My twenty-one-year-old daughter landed a job via her boyfriend as a ski lift operator at Copper Mountain this year. All was going well, and she was enjoying the chance to improve as a skier, when an infection of suspected Covid-19 hit about twenty in staff quarters, including my daughter’s roommate. This was about the same time as things were heating up here in Washington State, with our ski hills and otehr tourist faciliities shutting down preventatively, schools readying to do the same, and social distancing being encouraged. Copper Mountain closed and was keeping everyone quarantined, with pay and meal delivery. But testing revealed it was the flu after all, so my daughter and her boyfriend (I’ll call him Corey, not his real name) were able to catch a flight home.
They, and we, are fine–no flu, and it’s nice having them around. For one thing, since I have a secure state job, I’m able to have my daughter pitch in with stuff around the house for her room and board, and also hire Corey and his best friend, call him Jack, to do some outdoor building projects I’ve had in mind for years. The guys happen to be studying engineering and skilled with tools, as well as to love working as a team. I basically told them what I wanted done–the roof and floor of my tool shed replaced, showed them where the tools and scrap lumber was, and away they went. Pretty soon I realized the potential there and the project became a tool shed to chicken house conversion, with a three-bay rat-resistant compost system to follow. I might even have them remove the unused garage style door on back of the house after that, and replace it with a regular wall and window.
They are hard workers, and weren’t really doing it for the pay, my daughter told me–they just love to work together on stuff like that, she said. Of course, I will pay them, the market now being flooded with unemployed people of all ages. My other daughter and her boyfriend have also been added to my casual labor pool, doing the landscaping and spring cleanup when they have the time.
Outdoor projects, at least, are still feasible in the current shut down. I have used materials lying around, and can have others delivered if needed or track them down in the community. We’re keeping our pool of people contacts low, and I’ll be clarifying with the young people that we need to keep it that way and not hang out with others right now, to keep infection risk low. None of us is high risk, but we all have older friends and relations.
The evening after the shed project commenced, as we were sitting around trying to figure out next steps, we got to talking about this and that. Corey and Jack turned out to have a real breadth of knowledge and interests. They showed themselves to be intelligent, well read, thoughtful, and very interesting to talk with–just about every idea I brought up, they had read/thought about; they knew works of literature and philosophy, could talk politics, religion, history, and science; in the course of the evening we all got some leads from one another for further learning.

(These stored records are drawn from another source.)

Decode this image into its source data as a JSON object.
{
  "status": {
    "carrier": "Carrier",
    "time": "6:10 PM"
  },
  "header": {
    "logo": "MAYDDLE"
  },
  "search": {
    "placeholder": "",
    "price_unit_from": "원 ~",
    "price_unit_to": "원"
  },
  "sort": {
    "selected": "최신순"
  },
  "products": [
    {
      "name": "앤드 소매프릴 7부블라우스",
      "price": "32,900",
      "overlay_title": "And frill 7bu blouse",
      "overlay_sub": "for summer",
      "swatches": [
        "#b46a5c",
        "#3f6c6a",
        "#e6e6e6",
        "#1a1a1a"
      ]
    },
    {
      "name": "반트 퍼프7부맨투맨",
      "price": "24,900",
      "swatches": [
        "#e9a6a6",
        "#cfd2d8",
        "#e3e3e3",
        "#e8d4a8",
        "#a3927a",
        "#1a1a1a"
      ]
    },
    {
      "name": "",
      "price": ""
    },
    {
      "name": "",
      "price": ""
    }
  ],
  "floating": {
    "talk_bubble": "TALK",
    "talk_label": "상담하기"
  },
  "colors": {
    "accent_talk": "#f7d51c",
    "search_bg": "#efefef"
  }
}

This evening I shared with Corey the compost bins plans, as well as a book I brought home from my school (getting some things before they disinfect and lock up completely for a month or two) called The Toilet Papers on how to build human waste composting systems. That’s something I’ve wanted to try too (see this post, as well as this and this), and Corey was interested as an engineer and builder as well as on principle, so maybe it could happen sooner rather than later after all (possibly through a permit process). Which would integrate well with another idea that occurred to me as I was discussing with a friend the latest toilet paper shortages: to challenge my at-home students to create homemade toilet paper from some kind of fiber they have at home, preferably one that occurs in the local ecosystem.